Scaloni y De la Fuente: del aula al duelo por la Copa del Mundo

Imagen: Elcomercio.pe
Antes de enfrentarse en la final del Mundial 2026, Luis de la Fuente y Lionel Scaloni compartieron aulas, debates tácticos y una amistad nacida en la formación de entrenadores. La final también enfrentará dos trayectorias que empezaron lejos de los grandes focos.
La final del Mundial 2026 tendrá un duelo que va mucho más allá de las selecciones: enfrentará a Luis de la Fuente y Lionel Scaloni, dos entrenadores que no solo se conocen, sino que se formaron juntos en un espacio de aprendizaje que terminó marcando sus carreras. Según informó Elcomercio.pe, ambos compartieron aulas, conversaciones extensas sobre fútbol y una relación construida en la etapa en que todavía eran, ante todo, técnicos en proceso de maduración. Lo que hoy aparece como una final de alto voltaje también es, en el fondo, el cierre de una historia personal entre maestro y alumno que terminó convertida en rivalidad de primer nivel.
De la Fuente, hoy al mando de España, y Scaloni, seleccionador de Argentina, llegaron a esta instancia por caminos distintos, pero con un punto de partida común: la formación. Esa coincidencia no es menor. En el fútbol de selecciones, donde suelen pesar más los resultados que las biografías, conocer el origen compartido de ambos técnicos ayuda a entender por qué esta final tiene una carga simbólica especial. Elcomercio.pe destaca que entre los dos hubo una amistad forjada en el estudio del juego, en el intercambio de ideas y en una relación que trascendió el aula. No se trata, por tanto, de un cruce improvisado, sino del choque entre dos visiones que se nutrieron mutuamente antes de tomar rumbo propio.

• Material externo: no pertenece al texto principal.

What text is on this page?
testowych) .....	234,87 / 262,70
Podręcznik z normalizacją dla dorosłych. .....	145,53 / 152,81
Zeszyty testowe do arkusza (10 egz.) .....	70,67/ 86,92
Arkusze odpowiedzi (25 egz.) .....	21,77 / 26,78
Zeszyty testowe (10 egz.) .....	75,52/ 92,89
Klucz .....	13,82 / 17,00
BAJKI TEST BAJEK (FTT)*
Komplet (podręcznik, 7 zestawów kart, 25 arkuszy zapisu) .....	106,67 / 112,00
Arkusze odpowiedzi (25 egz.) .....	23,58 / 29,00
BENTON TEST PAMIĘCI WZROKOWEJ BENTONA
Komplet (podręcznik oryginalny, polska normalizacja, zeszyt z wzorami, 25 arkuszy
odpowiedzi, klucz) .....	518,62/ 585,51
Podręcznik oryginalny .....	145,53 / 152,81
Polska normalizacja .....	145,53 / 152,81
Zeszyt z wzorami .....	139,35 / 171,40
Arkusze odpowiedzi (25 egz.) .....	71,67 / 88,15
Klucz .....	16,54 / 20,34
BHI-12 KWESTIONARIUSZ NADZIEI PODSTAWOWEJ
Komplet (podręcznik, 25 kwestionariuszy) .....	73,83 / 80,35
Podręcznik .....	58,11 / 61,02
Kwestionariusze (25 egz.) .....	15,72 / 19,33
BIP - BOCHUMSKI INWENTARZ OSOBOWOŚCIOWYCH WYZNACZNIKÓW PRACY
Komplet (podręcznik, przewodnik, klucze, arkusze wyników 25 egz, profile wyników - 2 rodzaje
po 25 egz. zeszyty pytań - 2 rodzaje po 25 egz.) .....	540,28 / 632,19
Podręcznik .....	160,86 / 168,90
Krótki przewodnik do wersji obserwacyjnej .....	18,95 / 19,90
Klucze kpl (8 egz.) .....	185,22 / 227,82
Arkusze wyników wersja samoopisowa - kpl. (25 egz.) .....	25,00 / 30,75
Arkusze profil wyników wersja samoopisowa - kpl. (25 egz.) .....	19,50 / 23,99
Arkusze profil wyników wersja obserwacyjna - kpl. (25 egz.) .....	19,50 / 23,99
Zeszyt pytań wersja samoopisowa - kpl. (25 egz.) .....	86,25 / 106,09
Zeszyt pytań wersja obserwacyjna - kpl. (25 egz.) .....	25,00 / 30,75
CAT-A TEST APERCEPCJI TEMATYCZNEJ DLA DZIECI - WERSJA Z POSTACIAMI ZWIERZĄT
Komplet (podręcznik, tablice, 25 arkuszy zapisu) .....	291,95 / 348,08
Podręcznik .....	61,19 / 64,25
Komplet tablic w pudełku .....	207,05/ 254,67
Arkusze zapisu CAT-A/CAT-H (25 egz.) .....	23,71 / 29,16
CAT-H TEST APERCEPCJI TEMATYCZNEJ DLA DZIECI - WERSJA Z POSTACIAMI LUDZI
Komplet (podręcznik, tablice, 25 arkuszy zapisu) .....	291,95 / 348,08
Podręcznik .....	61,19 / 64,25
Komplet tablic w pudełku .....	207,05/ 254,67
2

Ese trasfondo importa porque revela algo que muchas veces queda oculto detrás del espectáculo: las grandes decisiones futbolísticas no nacen de la nada, sino de procesos largos de aprendizaje, observación y construcción de criterio. Scaloni, que pasó de ser un exfutbolista sin la etiqueta de técnico consagrado a convertirse en campeón y referente del banquillo argentino, representa una trayectoria de consolidación acelerada. De la Fuente, por su parte, encarna el recorrido de quien conoció el trabajo de base y fue ascendiendo hasta hacerse cargo de una selección de enorme exigencia. En un torneo como el Mundial, donde cada detalle pesa, la final también funcionará como un examen sobre el valor de la formación técnica y sobre la manera en que el fútbol produce sus propios líderes.
Más allá del resultado, esta historia deja una lectura más amplia: el fútbol internacional está lleno de figuras que se cruzan, se observan y se influyen mucho antes de competir en la élite. Por eso la final de 2026 no será solo un partido por la copa; será también el capítulo final, al menos por ahora, de una relación profesional y humana que empezó en un aula y terminó en la cima del deporte más seguido del planeta. Para los aficionados, eso añade una capa de tensión y de interés. Para el juego, confirma que las grandes rivalidades también pueden nacer de la amistad y del respeto mutuo.